The terms of the act of Maryland are very strong, in declaring that no bond. &c. shall be “good and pleadable or admitted in evidence” after the statute has run, yet the common sense meaning of our act, is quite as potent, in providing that the action shall be brought within sixteen years after the cause of it shall have accrued, and not after. True, if many of the decisions upon the statute of Jac. of 1, and other kindred enactments are to be regarded as correct exponents of the iegis*494lative will, the terms of our act, cannot in point of force compare with those of the Maryland statute. But these decisions we have seen in many instances, have been overruled by the court which made them; and in England, where a long course of contradictory and almost unintelligible adjudications, had involved the law on this head in inextricable confusion, it was thought best to declare it by direct legislation. And this has accordingly been done by several statutes enacted in the 9th of Geo. the IV. See Wilkinson, on the statute of limitations, 157, et post.

It is perhaps worthy of remark, that our statute as well as that of New Jersey from which it was doubtless copied, was enacted long after many of the most objectionable decisions were made upon the statute of Jac. the 1st, and even after the English courts had expressed a dissatisfaction with their course of decision, and manifested a desire to retrace their steps and to return to the letter and spirit of the act. Such being the case, is it not more than possible that the Legislature intended to prevent a similar disregard of their will, by providing expressly the only case in which the remedy should be kept alive, after the limitation had run?

It is insisted for the plaintiffs, that the acknowledgment having been made before the statute had run, it shews that at the time of the acknowledgment there was a subsisting liability, and that the statute can only begin to run from this latter period. The view we have already taken of the act, is perhaps a sufficient answer to this argument. But it may be further added, that the statute of limitations “is a wise and beneficial law, not designed merely to raise a presumption of payment of a just debt, from lapse of time, but to afford security against stale demands after the true state of the transaction may have been forgotten, or be incapable of explanation, by reason of the death or removal of witnesses. Bell v. Morrison et al. 1 Peter’s Rep. 351. See also Moore v. The Bank of Columbus 6, Peter’s Rep. 86.

That there are authorities which assert that the statement is founded on the presumption of payment cannot be denied, but the opposite authorities are sustained by the current of decision *495at this day, as more consonant to legal rules. Tanner v. Smart 6 Barn. & Cres. Rep, 603; A. Court v. Cross, 3 Bing. Rep. 329. But it is, needless to multiply authority to this point, since it is clear that the recent adjudications, with scarcely an exception in regard to acknowledgments, proceed upon the idea that the law is as we have stated it.
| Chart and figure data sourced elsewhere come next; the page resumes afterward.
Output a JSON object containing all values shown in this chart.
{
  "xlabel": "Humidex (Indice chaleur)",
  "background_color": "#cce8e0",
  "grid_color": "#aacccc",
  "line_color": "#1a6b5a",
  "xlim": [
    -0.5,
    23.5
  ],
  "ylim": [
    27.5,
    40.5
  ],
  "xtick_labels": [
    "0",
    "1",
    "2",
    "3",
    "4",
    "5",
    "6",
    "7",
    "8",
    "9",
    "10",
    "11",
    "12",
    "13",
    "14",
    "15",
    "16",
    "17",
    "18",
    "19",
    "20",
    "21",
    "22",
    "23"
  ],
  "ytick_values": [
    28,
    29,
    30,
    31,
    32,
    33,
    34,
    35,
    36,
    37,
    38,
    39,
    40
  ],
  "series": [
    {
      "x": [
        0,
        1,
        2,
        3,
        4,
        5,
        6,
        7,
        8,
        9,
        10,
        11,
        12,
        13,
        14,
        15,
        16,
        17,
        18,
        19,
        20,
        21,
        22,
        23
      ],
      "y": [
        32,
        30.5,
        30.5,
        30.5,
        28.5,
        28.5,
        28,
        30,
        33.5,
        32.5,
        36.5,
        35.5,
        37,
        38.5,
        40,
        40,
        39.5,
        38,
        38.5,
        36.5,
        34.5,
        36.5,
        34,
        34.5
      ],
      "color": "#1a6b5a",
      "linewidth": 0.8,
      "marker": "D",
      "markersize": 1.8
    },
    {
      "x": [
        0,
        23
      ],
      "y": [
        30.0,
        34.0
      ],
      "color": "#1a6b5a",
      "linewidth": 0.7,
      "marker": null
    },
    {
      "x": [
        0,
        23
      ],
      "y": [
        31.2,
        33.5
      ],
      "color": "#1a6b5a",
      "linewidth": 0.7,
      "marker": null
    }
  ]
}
The argument being founded upon the idea that the statute only presumes a payment from the length of time, and the reverse being the law, it is unnecessary further to consider it.
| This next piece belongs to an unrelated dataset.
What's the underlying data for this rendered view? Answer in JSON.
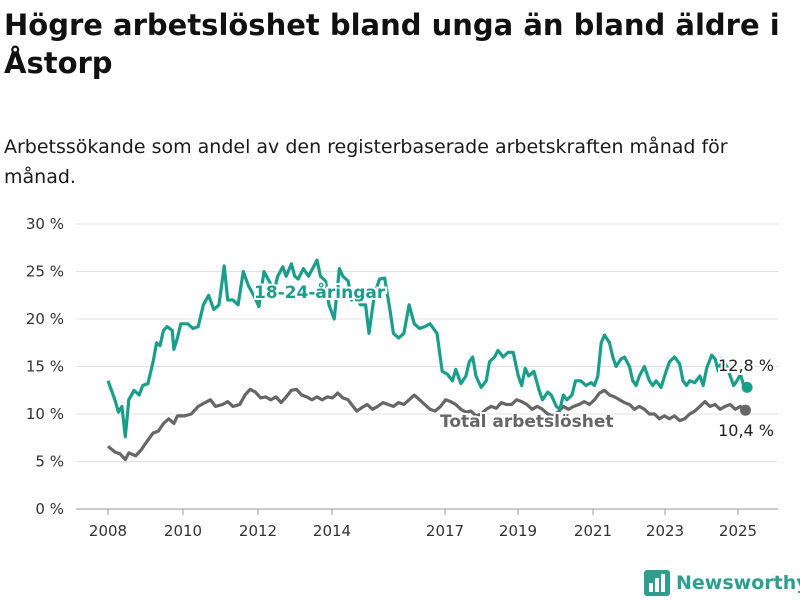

In determining the question before us, we can derive but little aid from the English authorities. There, specialties are not embraced by the statute of limitations, and the common law merely presumes a payment from the staleness of the demand; consequently, every acknowledgment which counteracts that presumption is admissible in evidence.
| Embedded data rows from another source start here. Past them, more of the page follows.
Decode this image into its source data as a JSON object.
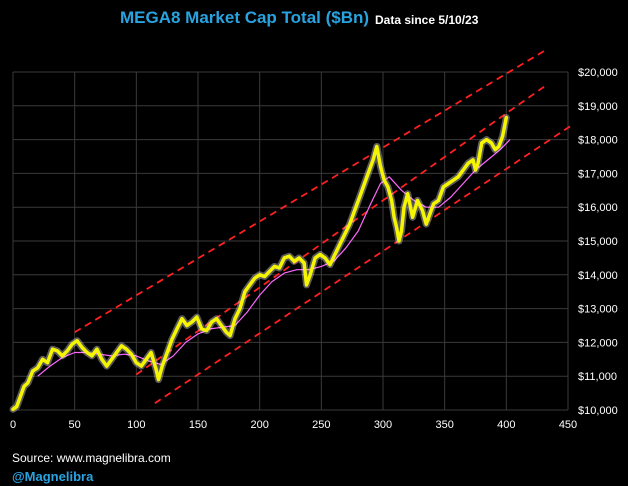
{
  "header": {
    "title": "MEGA8 Market Cap Total ($Bn)",
    "subtitle": "Data since 5/10/23"
  },
  "footer": {
    "source": "Source: www.magnelibra.com",
    "handle": "@Magnelibra"
  },
  "chart_data": {
    "type": "line",
    "xlim": [
      0,
      450
    ],
    "ylim": [
      10000,
      20000
    ],
    "x_ticks": [
      0,
      50,
      100,
      150,
      200,
      250,
      300,
      350,
      400,
      450
    ],
    "x_tick_labels": [
      "0",
      "50",
      "100",
      "150",
      "200",
      "250",
      "300",
      "350",
      "400",
      "450"
    ],
    "y_ticks": [
      10000,
      11000,
      12000,
      13000,
      14000,
      15000,
      16000,
      17000,
      18000,
      19000,
      20000
    ],
    "y_tick_labels": [
      "$10,000",
      "$11,000",
      "$12,000",
      "$13,000",
      "$14,000",
      "$15,000",
      "$16,000",
      "$17,000",
      "$18,000",
      "$19,000",
      "$20,000"
    ],
    "grid": true,
    "colors": {
      "market_cap": "#f5f500",
      "glow": "#ffffff",
      "moving_average": "#ff66ff",
      "channel": "#ff2020",
      "grid": "#3a3a3a"
    },
    "series": [
      {
        "key": "market_cap",
        "style": "thick-glow",
        "points": [
          [
            0,
            10020
          ],
          [
            3,
            10100
          ],
          [
            6,
            10400
          ],
          [
            9,
            10700
          ],
          [
            12,
            10800
          ],
          [
            16,
            11150
          ],
          [
            20,
            11250
          ],
          [
            24,
            11500
          ],
          [
            28,
            11400
          ],
          [
            32,
            11800
          ],
          [
            36,
            11750
          ],
          [
            40,
            11600
          ],
          [
            44,
            11750
          ],
          [
            48,
            11950
          ],
          [
            52,
            12050
          ],
          [
            56,
            11850
          ],
          [
            60,
            11700
          ],
          [
            64,
            11600
          ],
          [
            68,
            11800
          ],
          [
            72,
            11500
          ],
          [
            76,
            11300
          ],
          [
            80,
            11500
          ],
          [
            84,
            11700
          ],
          [
            88,
            11900
          ],
          [
            92,
            11800
          ],
          [
            96,
            11650
          ],
          [
            100,
            11400
          ],
          [
            104,
            11300
          ],
          [
            108,
            11500
          ],
          [
            112,
            11700
          ],
          [
            116,
            11200
          ],
          [
            118,
            10900
          ],
          [
            121,
            11300
          ],
          [
            125,
            11700
          ],
          [
            129,
            12100
          ],
          [
            133,
            12400
          ],
          [
            137,
            12700
          ],
          [
            141,
            12500
          ],
          [
            145,
            12600
          ],
          [
            149,
            12750
          ],
          [
            153,
            12400
          ],
          [
            157,
            12350
          ],
          [
            161,
            12600
          ],
          [
            165,
            12700
          ],
          [
            169,
            12500
          ],
          [
            173,
            12300
          ],
          [
            176,
            12200
          ],
          [
            180,
            12700
          ],
          [
            184,
            13000
          ],
          [
            188,
            13500
          ],
          [
            192,
            13700
          ],
          [
            196,
            13900
          ],
          [
            200,
            14000
          ],
          [
            204,
            13950
          ],
          [
            208,
            14100
          ],
          [
            212,
            14250
          ],
          [
            216,
            14200
          ],
          [
            220,
            14500
          ],
          [
            224,
            14550
          ],
          [
            228,
            14400
          ],
          [
            232,
            14500
          ],
          [
            236,
            14350
          ],
          [
            238,
            13700
          ],
          [
            241,
            14000
          ],
          [
            245,
            14500
          ],
          [
            249,
            14600
          ],
          [
            253,
            14500
          ],
          [
            257,
            14300
          ],
          [
            261,
            14600
          ],
          [
            265,
            14900
          ],
          [
            269,
            15200
          ],
          [
            273,
            15500
          ],
          [
            277,
            15900
          ],
          [
            281,
            16300
          ],
          [
            285,
            16700
          ],
          [
            289,
            17100
          ],
          [
            292,
            17400
          ],
          [
            295,
            17800
          ],
          [
            298,
            17200
          ],
          [
            301,
            16800
          ],
          [
            304,
            16600
          ],
          [
            307,
            16200
          ],
          [
            309,
            15700
          ],
          [
            311,
            15400
          ],
          [
            313,
            15000
          ],
          [
            315,
            15300
          ],
          [
            317,
            16000
          ],
          [
            320,
            16400
          ],
          [
            324,
            15700
          ],
          [
            328,
            16200
          ],
          [
            332,
            15900
          ],
          [
            335,
            15500
          ],
          [
            338,
            15800
          ],
          [
            341,
            16100
          ],
          [
            345,
            16200
          ],
          [
            349,
            16600
          ],
          [
            353,
            16700
          ],
          [
            357,
            16800
          ],
          [
            361,
            16900
          ],
          [
            365,
            17100
          ],
          [
            369,
            17300
          ],
          [
            373,
            17400
          ],
          [
            375,
            17100
          ],
          [
            377,
            17300
          ],
          [
            380,
            17900
          ],
          [
            384,
            18000
          ],
          [
            388,
            17900
          ],
          [
            391,
            17700
          ],
          [
            394,
            17800
          ],
          [
            397,
            18100
          ],
          [
            400,
            18650
          ]
        ]
      },
      {
        "key": "moving_average",
        "style": "thin",
        "points": [
          [
            20,
            11000
          ],
          [
            30,
            11300
          ],
          [
            40,
            11550
          ],
          [
            50,
            11700
          ],
          [
            60,
            11700
          ],
          [
            70,
            11650
          ],
          [
            80,
            11600
          ],
          [
            90,
            11650
          ],
          [
            100,
            11600
          ],
          [
            110,
            11450
          ],
          [
            120,
            11350
          ],
          [
            130,
            11600
          ],
          [
            140,
            12000
          ],
          [
            150,
            12250
          ],
          [
            160,
            12400
          ],
          [
            170,
            12450
          ],
          [
            180,
            12500
          ],
          [
            190,
            12900
          ],
          [
            200,
            13400
          ],
          [
            210,
            13800
          ],
          [
            220,
            14050
          ],
          [
            230,
            14150
          ],
          [
            240,
            14150
          ],
          [
            250,
            14250
          ],
          [
            260,
            14400
          ],
          [
            270,
            14800
          ],
          [
            280,
            15300
          ],
          [
            290,
            16100
          ],
          [
            298,
            16700
          ],
          [
            305,
            16900
          ],
          [
            315,
            16500
          ],
          [
            325,
            16200
          ],
          [
            335,
            16000
          ],
          [
            345,
            16000
          ],
          [
            355,
            16300
          ],
          [
            365,
            16700
          ],
          [
            375,
            17100
          ],
          [
            385,
            17400
          ],
          [
            395,
            17700
          ],
          [
            403,
            18000
          ]
        ]
      }
    ],
    "channel_lines": [
      {
        "name": "upper",
        "from": [
          50,
          12300
        ],
        "to": [
          432,
          20650
        ]
      },
      {
        "name": "middle",
        "from": [
          100,
          11050
        ],
        "to": [
          432,
          19600
        ]
      },
      {
        "name": "lower",
        "from": [
          115,
          10200
        ],
        "to": [
          452,
          18400
        ]
      }
    ]
  }
}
It has been argued for the plaintiff, that if an acknowledgment will not revive the remedy upon a bond, it will not avoid the bar when sought to be set up against a promissory note, bill of exchange, or other parol contract; that the statute applicable to each case, must receive a similar construction. Without attempting an exposition of the act so far as it relates to promissory notes, &c.,*it is sufficient to remark that the Legislature in declaring its will in respect to the limitation of actions, have used different terms as applying to bonds, from those employed in regard to promissory notes, &c. See Aik. Dig. 270.

The view we have taken, is decisive of the case, and it remains only to declare, that the decree of the court of chancery must be affirmed with costs.